Com a realidade se tornando insustentável, Ana não teve outra alternativa a não ser ligar para a sua avó paterna e pedir ajuda. A partir daí, foi morar com ela e deixou Inês com o companheiro.
TENTATIVAS FRUSTRADAS'
Inês passou mais de 14 anos na avenida Saul Elkind sobrevivendo da ajuda de pessoas estranhas. Ana ressalta que tentou resgatá-la várias vezes, mas todas as tentativas eram frustradas.
"Ela era agredida por outros moradores de rua, pelo marido e até por pessoas que ela mexia por causa da bebida e da droga. Na época, morando com a minha avó, eu era adolescente e as pessoas riam de mim, porque, quando eu a via na rua, eu parava para falar com ela, afinal era minha mãe."
Tentando deixar o passado para trás, a jovem e a sua avó se mudaram para Joinville (SC). Com 15 anos, ela começou a fazer tratamento psiquiátrico por causa de uma depressão. Algum tempo depois, Inês foi procurar a filha na nova cidade
"Alguém pagou a passagem dela. Quando cheguei [na rodoviária], a minha mãe estava irreconhecível. Fazia cerca de um ano que eu não a via. Estava pesando uns 40 quilos. Chegou com a perna queimada e com a cabeça raspada por conta de uma sífilis que pegou nas ruas. Ela fazia sexo a troco de bebida e drogas", conta.
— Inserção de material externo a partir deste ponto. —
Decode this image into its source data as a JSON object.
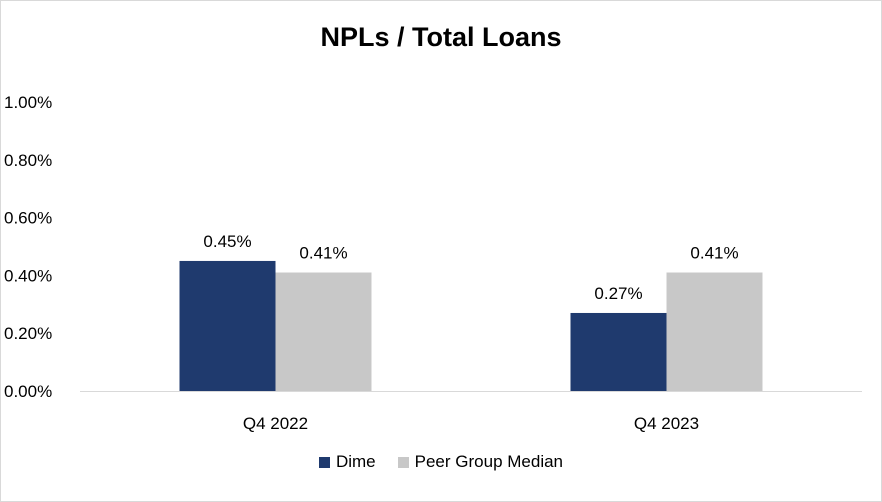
{
  "chart_data": {
    "type": "bar",
    "title": "NPLs / Total Loans",
    "categories": [
      "Q4 2022",
      "Q4 2023"
    ],
    "series": [
      {
        "name": "Dime",
        "values": [
          0.45,
          0.27
        ],
        "labels": [
          "0.45%",
          "0.27%"
        ],
        "color": "#1f3a6e"
      },
      {
        "name": "Peer Group Median",
        "values": [
          0.41,
          0.41
        ],
        "labels": [
          "0.41%",
          "0.41%"
        ],
        "color": "#c8c8c8"
      }
    ],
    "y_ticks": [
      "0.00%",
      "0.20%",
      "0.40%",
      "0.60%",
      "0.80%",
      "1.00%"
    ],
    "ylim": [
      0,
      1.0
    ],
    "legend_position": "bottom",
    "grid": false
  }
}
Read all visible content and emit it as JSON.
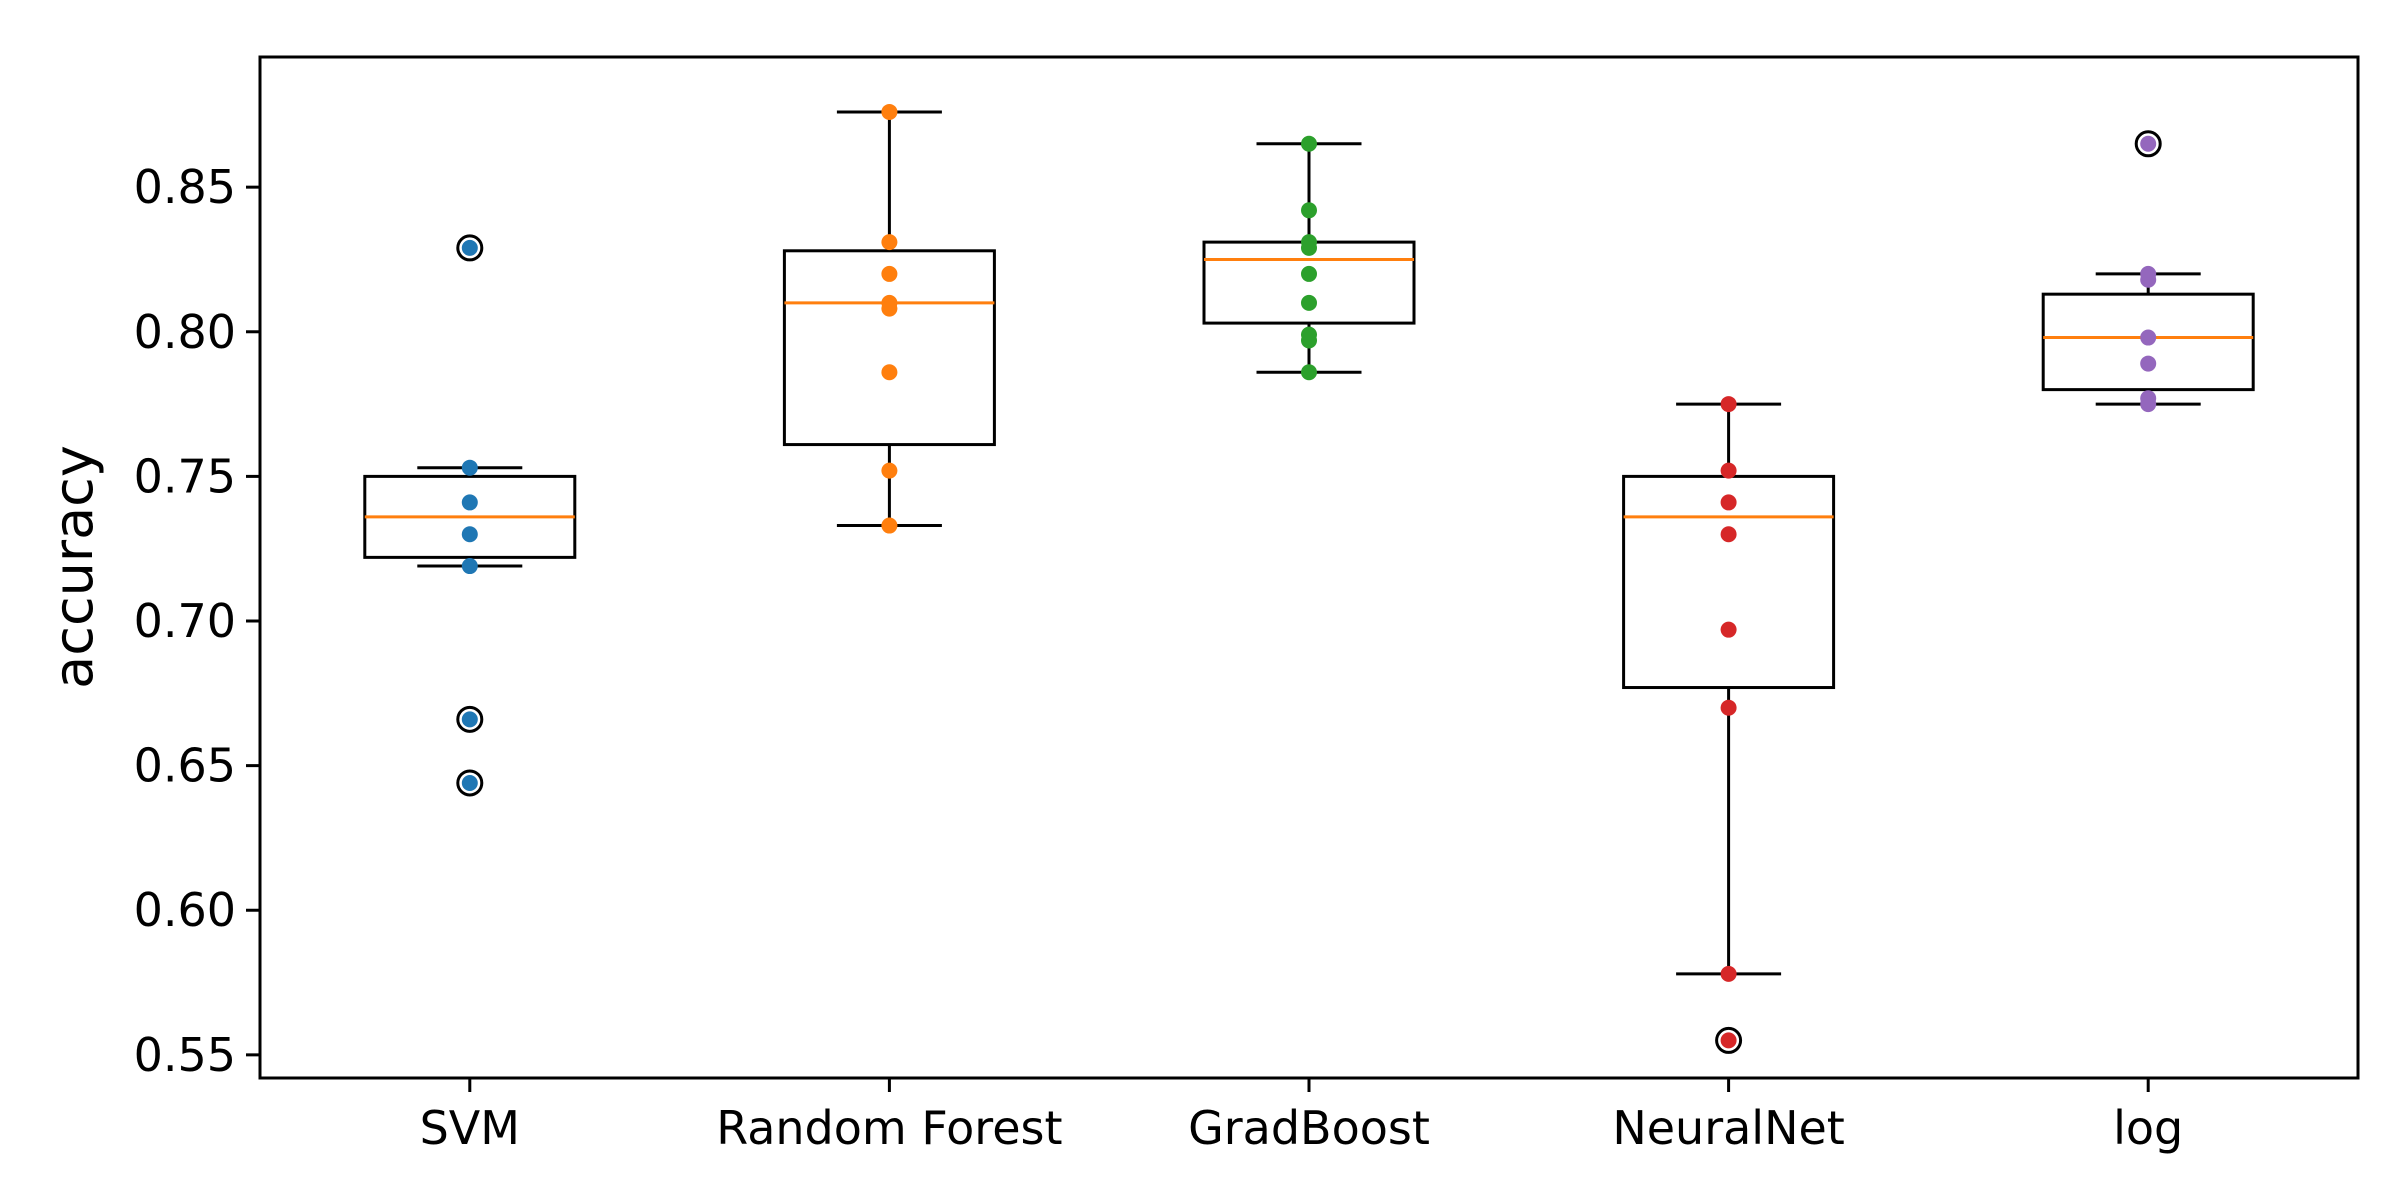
{
  "chart_data": {
    "type": "box",
    "title": "",
    "xlabel": "",
    "ylabel": "accuracy",
    "ylim": [
      0.542,
      0.895
    ],
    "yticks": [
      0.55,
      0.6,
      0.65,
      0.7,
      0.75,
      0.8,
      0.85
    ],
    "ytick_labels": [
      "0.55",
      "0.60",
      "0.65",
      "0.70",
      "0.75",
      "0.80",
      "0.85"
    ],
    "grid": false,
    "categories": [
      "SVM",
      "Random Forest",
      "GradBoost",
      "NeuralNet",
      "log"
    ],
    "series": [
      {
        "color": "#1f77b4",
        "whisker_low": 0.719,
        "q1": 0.722,
        "median": 0.736,
        "q3": 0.75,
        "whisker_high": 0.753,
        "outliers": [
          0.829,
          0.666,
          0.644
        ],
        "points": [
          0.829,
          0.753,
          0.741,
          0.73,
          0.719,
          0.666,
          0.644
        ]
      },
      {
        "color": "#ff7f0e",
        "whisker_low": 0.733,
        "q1": 0.761,
        "median": 0.81,
        "q3": 0.828,
        "whisker_high": 0.876,
        "outliers": [],
        "points": [
          0.876,
          0.831,
          0.82,
          0.81,
          0.808,
          0.786,
          0.752,
          0.733
        ]
      },
      {
        "color": "#2ca02c",
        "whisker_low": 0.786,
        "q1": 0.803,
        "median": 0.825,
        "q3": 0.831,
        "whisker_high": 0.865,
        "outliers": [],
        "points": [
          0.865,
          0.842,
          0.831,
          0.829,
          0.82,
          0.81,
          0.799,
          0.797,
          0.786
        ]
      },
      {
        "color": "#d62728",
        "whisker_low": 0.578,
        "q1": 0.677,
        "median": 0.736,
        "q3": 0.75,
        "whisker_high": 0.775,
        "outliers": [
          0.555
        ],
        "points": [
          0.775,
          0.752,
          0.741,
          0.73,
          0.697,
          0.67,
          0.578,
          0.555
        ]
      },
      {
        "color": "#9467bd",
        "whisker_low": 0.775,
        "q1": 0.78,
        "median": 0.798,
        "q3": 0.813,
        "whisker_high": 0.82,
        "outliers": [
          0.865
        ],
        "points": [
          0.865,
          0.82,
          0.818,
          0.798,
          0.789,
          0.777,
          0.775
        ]
      }
    ],
    "median_color": "#ff7f0e"
  }
}
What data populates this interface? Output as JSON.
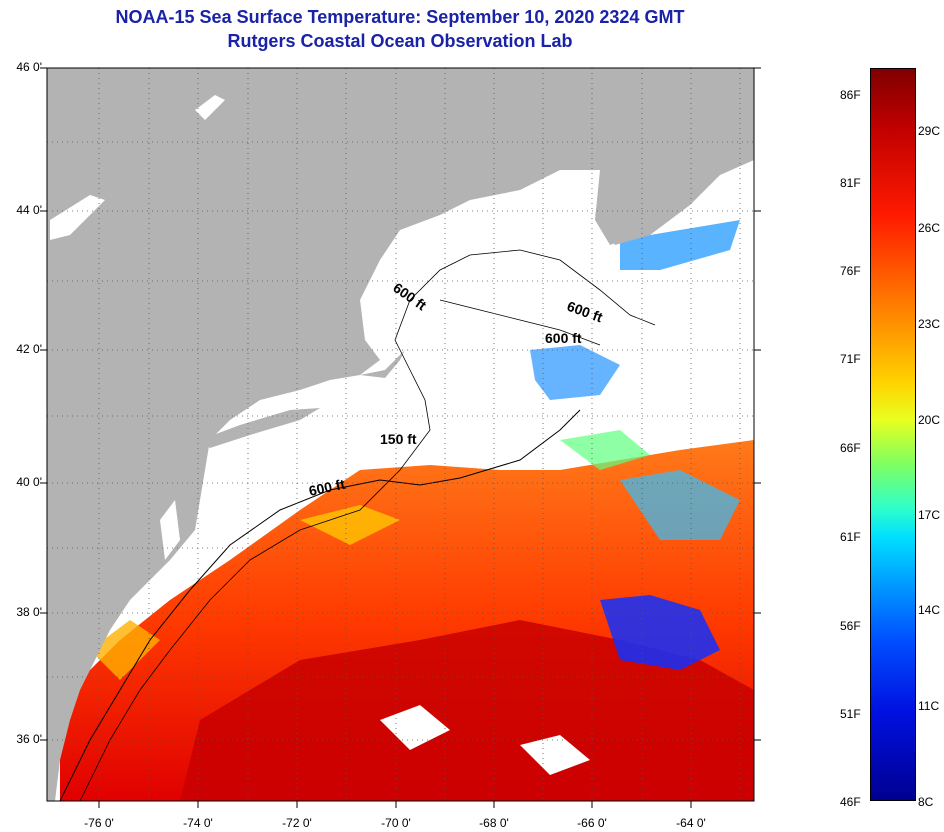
{
  "header": {
    "title": "NOAA-15 Sea Surface Temperature:  September 10, 2020 2324 GMT",
    "subtitle": "Rutgers Coastal Ocean Observation Lab"
  },
  "axes": {
    "lat_labels": [
      "46 0'",
      "44 0'",
      "42 0'",
      "40 0'",
      "38 0'",
      "36 0'"
    ],
    "lon_labels": [
      "-76 0'",
      "-74 0'",
      "-72 0'",
      "-70 0'",
      "-68 0'",
      "-66 0'",
      "-64 0'"
    ]
  },
  "contours": {
    "label_600_a": "600 ft",
    "label_600_b": "600 ft",
    "label_600_c": "600 ft",
    "label_150": "150 ft",
    "label_600_d": "600 ft"
  },
  "colorbar": {
    "f_labels": [
      "86F",
      "81F",
      "76F",
      "71F",
      "66F",
      "61F",
      "56F",
      "51F",
      "46F"
    ],
    "c_labels": [
      "29C",
      "26C",
      "23C",
      "20C",
      "17C",
      "14C",
      "11C",
      "8C"
    ]
  },
  "colors": {
    "land": "#b3b3b3",
    "no_data": "#ffffff",
    "title": "#1a22a8"
  }
}
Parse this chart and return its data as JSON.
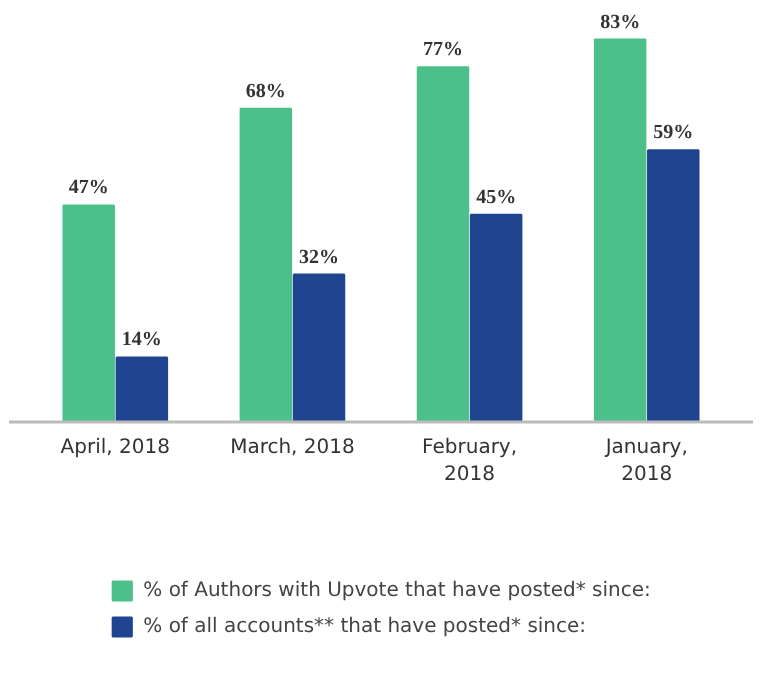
{
  "chart_data": {
    "type": "bar",
    "categories": [
      "April, 2018",
      "March, 2018",
      "February,\n2018",
      "January,\n2018"
    ],
    "series": [
      {
        "name": "% of Authors with Upvote that have posted* since:",
        "color": "#4cc08a",
        "values": [
          47,
          68,
          77,
          83
        ],
        "value_labels": [
          "47%",
          "68%",
          "77%",
          "83%"
        ]
      },
      {
        "name": "% of all accounts** that have posted* since:",
        "color": "#1f4590",
        "values": [
          14,
          32,
          45,
          59
        ],
        "value_labels": [
          "14%",
          "32%",
          "45%",
          "59%"
        ]
      }
    ],
    "legend": "bottom"
  }
}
Tratada pela filha e pela ex-sogra, Inês se recuperou e depois de três meses pediu para ver o companheiro, que ainda estava em situação de rua. Ao chegar em Joinville, ele ofereceu drogas novamente a ela, acarretando em uma nova recaída.
Mesmo morando em Santa Catarina, a jovem não deixou de insistir na recuperação da mãe. "Eu ia para Londrina para vê-la e interná-la. Foram muitas tentativas, já que ela fugia. Aí fizeram a internação compulsória e ela está lá até hoje."
REFLEXOS NO PRESENTE
Ana, enquanto contava a história de Inês, relembrou diversos momentos que traumatizaram a sua infância. Mesmo que o passado tenha reflexo no presente, ela não deixa de demonstrar amor pela sua mãe e pelo seus filhos, numa tentativa de quebrar uma sequência hereditária de dor e sofrimento.
Hoje, a jovem trabalha como consultora materna. Ela divide com milhares de seguidores o seu dia a dia.